"Ezra", "The Kadogo Brothers", "Tartina City", "Sleepwalking Land": Political Commitment in the African Way By Nenad Dukic
in 11st Zanzibar International Film Festival
by Nenad Dukic
Among the 16 films shown in the competition of feature films, four, in my opinion, deserve attention. Unlike other movies that are either on the verge of amateurism or were made predominantly for educational purposes, these four films possess values in all the elements of filmmaking: from the production and the development of the screenplay, to very good acting and the film language which is at an enviable level.
The films at issue are Ezra by Newton I. Aduaka (Nigeria/France), The Kadogo Brothers by Joseph Muganga (Ivory Coast), Tartina City by Issa Serge Coelo (Chad) and Sleepwalking Land by Theresa Prata (Portugal).
All four films, apart from having the mentioned cinematic and production qualities also possess a pronounced political commitment: they deal with some of the most complex and still present problems of contemporary African society. Obviously, if an African filmmaker wants to make a film with a serious approach to present-day African phenomena and if, consequently, he wants to be authentic, it is almost impossible for him to avoid this type of political commitment.
State crime coupled with corruption; a developed system of repression against the individual, especially the individual presumed to be capable of endangering the present totalitarian regime — this is an unavoidable topic when speaking of the situation in certain African countries in the 1970s and 1980s (Cameroon, Gabon), while it is characteristic of some states today as well (Chad). It is precisely the film from Chad, Tartina City, that deals with this topic in an unexpectedly bold manner. True, at the end of the film, it is made clear that the new authorities would put an end to extreme human rights violations, which is, probably, a kind of preventive ‘alibi’ that could protect the film from a possible ban.

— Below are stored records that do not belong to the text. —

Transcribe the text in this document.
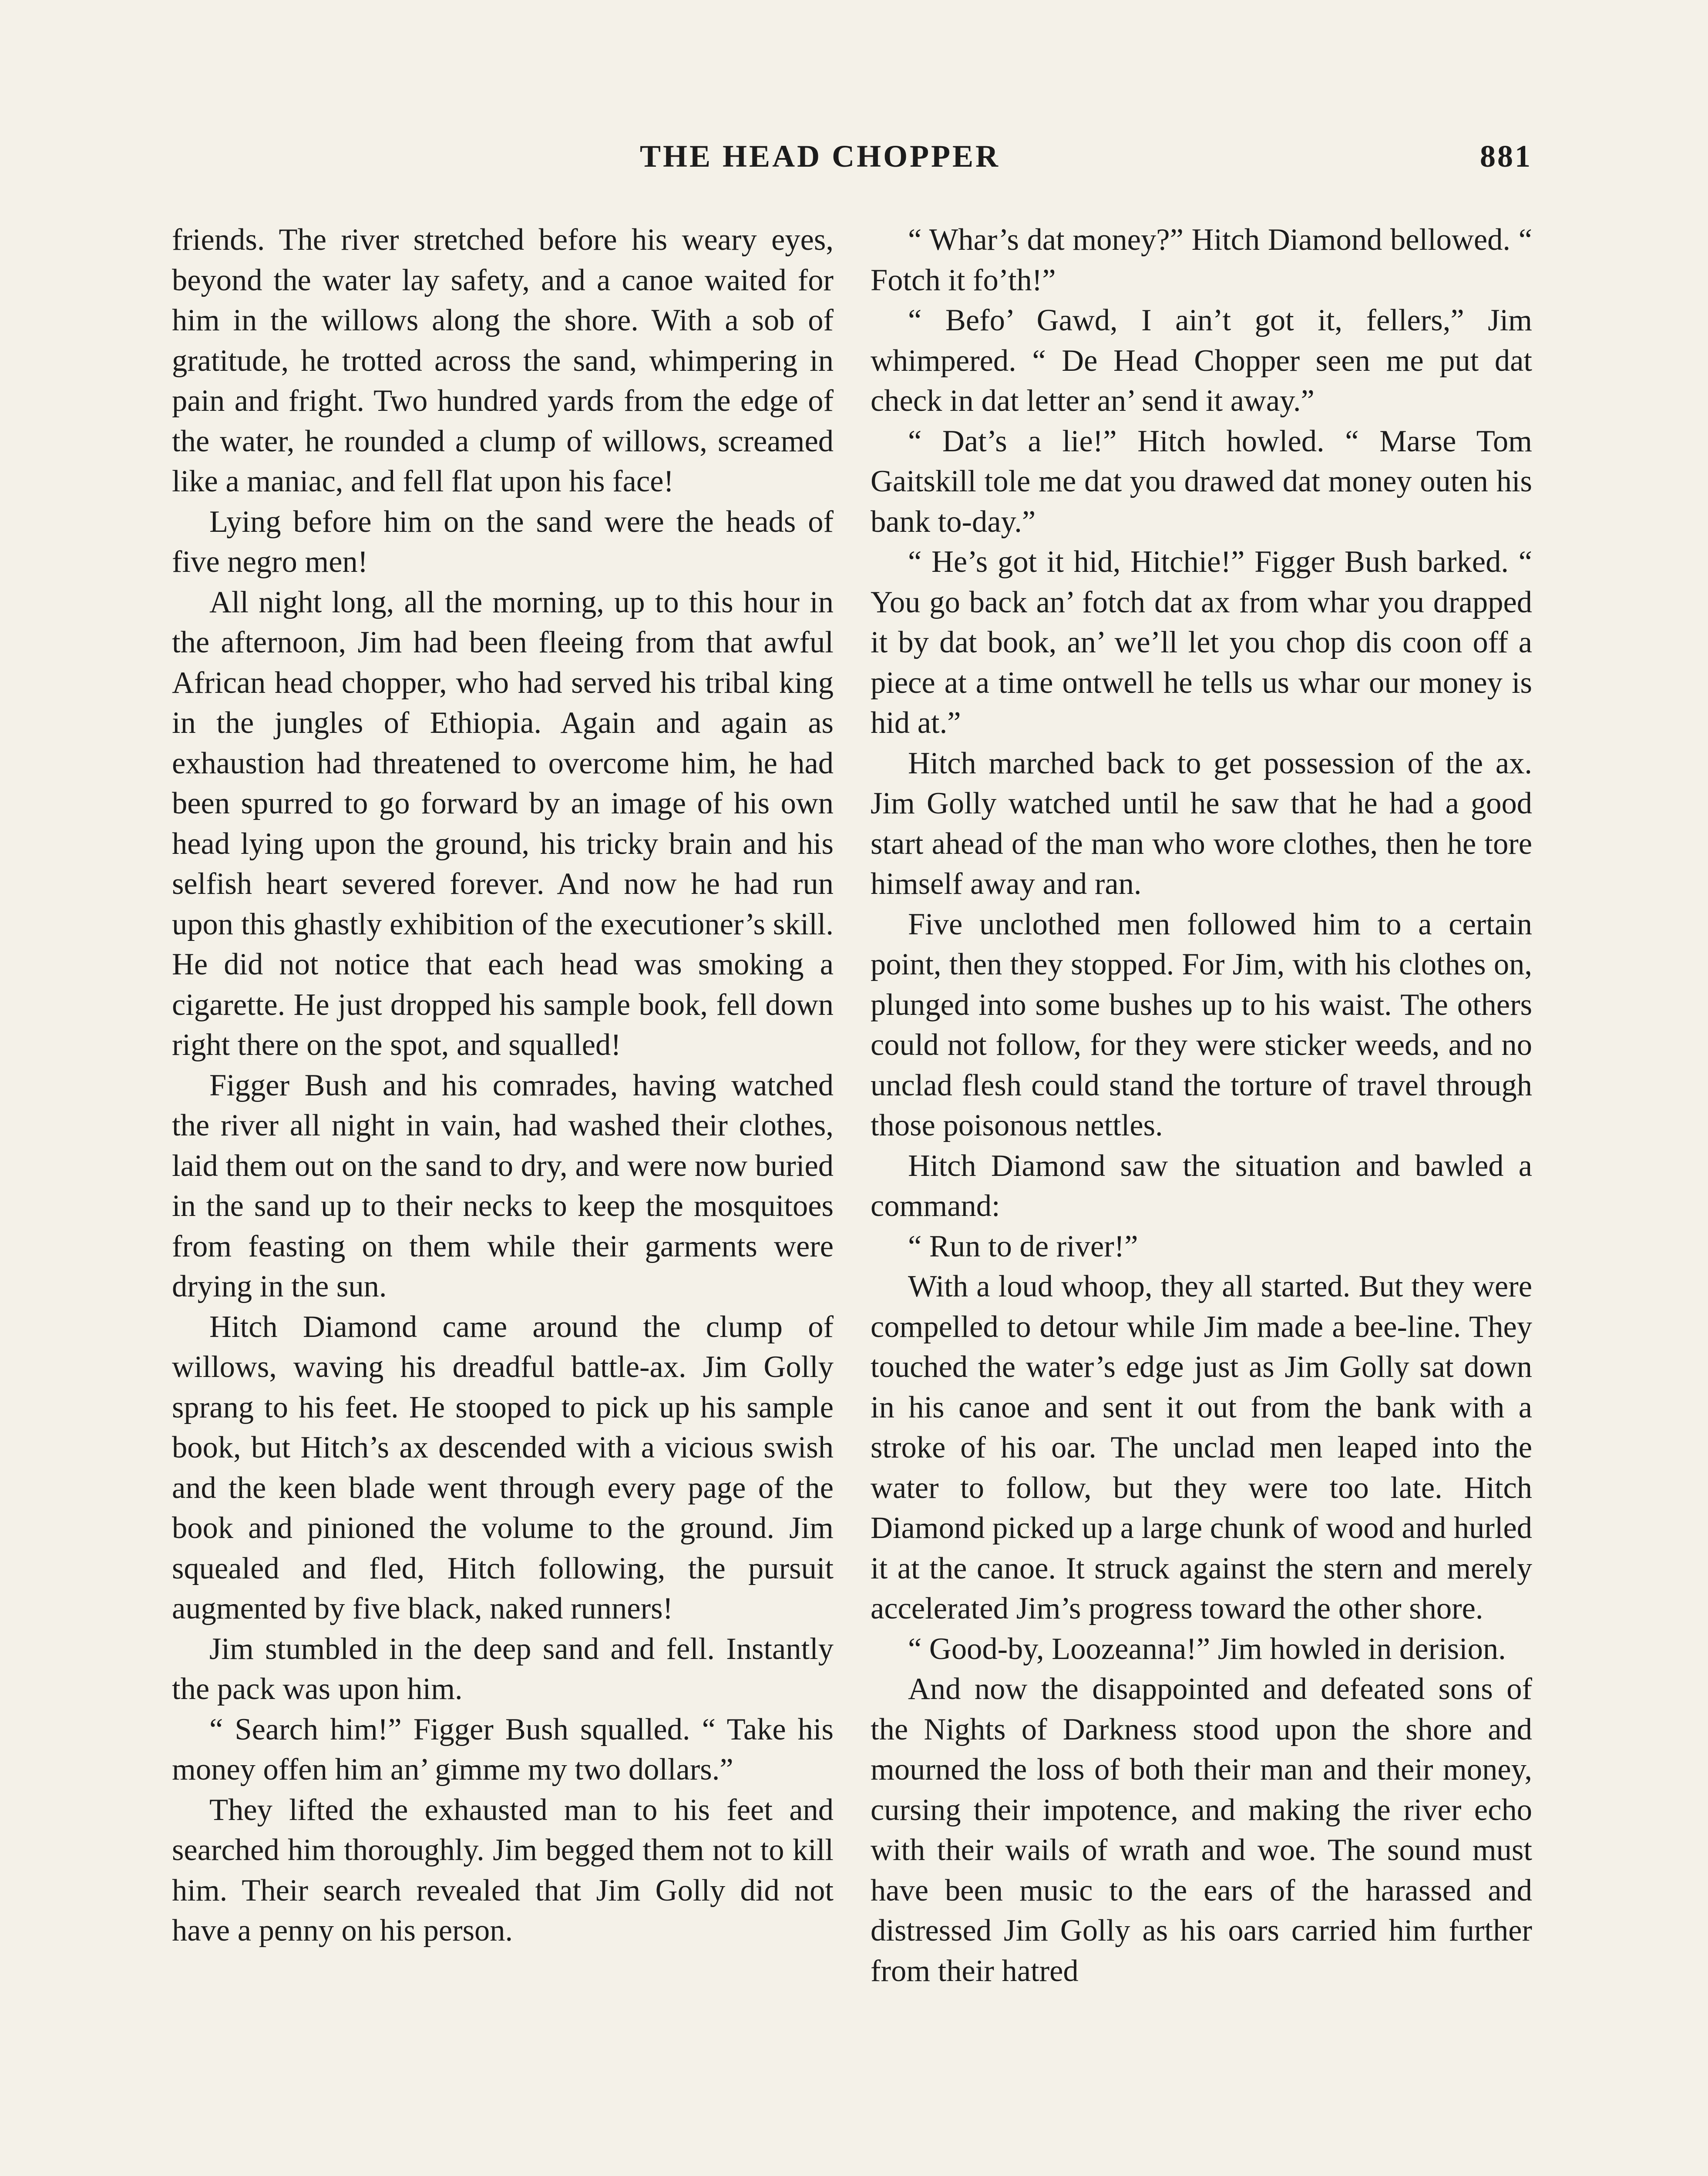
THE HEAD CHOPPER	881

friends. The river stretched before his weary eyes, beyond the water lay safety, and a canoe waited for him in the willows along the shore. With a sob of gratitude, he trotted across the sand, whimpering in pain and fright. Two hundred yards from the edge of the water, he rounded a clump of willows, screamed like a maniac, and fell flat upon his face!

Lying before him on the sand were the heads of five negro men!

All night long, all the morning, up to this hour in the afternoon, Jim had been fleeing from that awful African head chopper, who had served his tribal king in the jungles of Ethiopia. Again and again as exhaustion had threatened to overcome him, he had been spurred to go forward by an image of his own head lying upon the ground, his tricky brain and his selfish heart severed forever. And now he had run upon this ghastly exhibition of the executioner’s skill. He did not notice that each head was smoking a cigarette. He just dropped his sample book, fell down right there on the spot, and squalled!

Figger Bush and his comrades, having watched the river all night in vain, had washed their clothes, laid them out on the sand to dry, and were now buried in the sand up to their necks to keep the mosquitoes from feasting on them while their garments were drying in the sun.

Hitch Diamond came around the clump of willows, waving his dreadful battle-ax. Jim Golly sprang to his feet. He stooped to pick up his sample book, but Hitch’s ax descended with a vicious swish and the keen blade went through every page of the book and pinioned the volume to the ground. Jim squealed and fled, Hitch following, the pursuit augmented by five black, naked runners!

Jim stumbled in the deep sand and fell. Instantly the pack was upon him.

“ Search him!” Figger Bush squalled. “ Take his money offen him an’ gimme my two dollars.”

They lifted the exhausted man to his feet and searched him thoroughly. Jim begged them not to kill him. Their search revealed that Jim Golly did not have a penny on his person.

“ Whar’s dat money?” Hitch Diamond bellowed. “ Fotch it fo’th!”

“ Befo’ Gawd, I ain’t got it, fellers,” Jim whimpered. “ De Head Chopper seen me put dat check in dat letter an’ send it away.”

“ Dat’s a lie!” Hitch howled. “ Marse Tom Gaitskill tole me dat you drawed dat money outen his bank to-day.”

“ He’s got it hid, Hitchie!” Figger Bush barked. “ You go back an’ fotch dat ax from whar you drapped it by dat book, an’ we’ll let you chop dis coon off a piece at a time ontwell he tells us whar our money is hid at.”

Hitch marched back to get possession of the ax. Jim Golly watched until he saw that he had a good start ahead of the man who wore clothes, then he tore himself away and ran.

Five unclothed men followed him to a certain point, then they stopped. For Jim, with his clothes on, plunged into some bushes up to his waist. The others could not follow, for they were sticker weeds, and no unclad flesh could stand the torture of travel through those poisonous nettles.

Hitch Diamond saw the situation and bawled a command:

“ Run to de river!”

With a loud whoop, they all started. But they were compelled to detour while Jim made a bee-line. They touched the water’s edge just as Jim Golly sat down in his canoe and sent it out from the bank with a stroke of his oar. The unclad men leaped into the water to follow, but they were too late. Hitch Diamond picked up a large chunk of wood and hurled it at the canoe. It struck against the stern and merely accelerated Jim’s progress toward the other shore.

“ Good-by, Loozeanna!” Jim howled in derision.

And now the disappointed and defeated sons of the Nights of Darkness stood upon the shore and mourned the loss of both their man and their money, cursing their impotence, and making the river echo with their wails of wrath and woe. The sound must have been music to the ears of the harassed and distressed Jim Golly as his oars carried him further from their hatred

The organized torture of people as a method of staying in power, as well as violence, as a drug for the sick minds of individuals — this is something that is, unfortunately, characteristic of certain other civilizations and nations as well. The African model does not differ very much from other models. It only confirms that such repressive methods have the nature of a universal evil everywhere.
Nevertheless, the dominant sub-topic in all the four mentioned films, but in some other movies shown in the competition as well, was the issue of the abuse of children. This is one of the traumatic and painful issues of contemporary Africa, especially the one concerning the abuse of children in wartime conflicts which have been shaking the continent from the 1950s to the present day. In inter-ethnic or politically motivated wartime conflicts, practically all the regimes or paramilitary formations recruited children whom they often took directly from their classrooms. This is the underlying motif of the films Ezra and The Kadogo Brothers.
The opening scenes of both films are almost identical: rampant soldiers belonging to a paramilitary unit burst into a local school and brutally take children between the ages of 7 and 13. The movie Ezra follows in an exciting and moving manner the fate of one such boy: a boy trained to kill from his early childhood. It is only later that he realizes what had happened to him and how he had been manipulated. The present-day story of the film takes place in a courtroom where jurors are trying to reconstruct what had actually happened to Ezra and boys like him and with the use of flashbacks the director shows, in a dramaturgically skillful manner, how relative the truth is.
In The Kadogo Brothers, the opening scene, where children are taken from their school (i.e. the violent interruption of their normal growing up), served as a starting point for a possible story about what happens to these children once the war is over, i.e., when they most often fail to fit into the rules of civilian life. Both movies underline, in different ways, the two main aspects of the monstrous idea of forcibly recruiting children:
1. African warlords did not take young men who were quite certain physically better prepared and more capable of fighting; they deliberately took children because they could ‘educate’ them to a far greater extent and turn them into obedient monsters capable of committing all kinds of atrocities with no questions asked.
2. Once the wars end, those already formed children-killers are left to themselves and the street, without any possibility of starting a new life. This, of course, represents a new problem for a country that has just emerged from a war: the one-time children-warriors now become young men-hooligans.
Ezra is set formally in such a manner that the reconstruction the fate of a boy can be one of the possible ways to face the truth and, consequently, to start the process of reconciliation in the society which the war has divided into antagonistically opposed sides.
Unlike Ezra and The Kadogo Brothers, in Sleepwalking Land the author does not deal with the war itself and its manifestations but, rather, an entire complex of problems forms the background for a poeticized story about the fate of an abandoned boy. Regardless of the chosen approach, the bottom line is that these countless individual fates are, unfortunately, becoming an increasingly present part of everyday life in Africa. According to the films shown at this year’s festival, it is clear that African authors have the increasing need to make films that suggest facing the truth and reexamining the recent past. When they do so in cooperation with foreign (European) partners (Ezra, Sleepwalking Land), this significantly contributes to the quality of the production. When the authors rely exclusively on domestic potentials (The Kadogo Brothers, Tartina City), these films possess certain weaknesses as well, primarily at the level of the screenplay and the film’s visual dimension.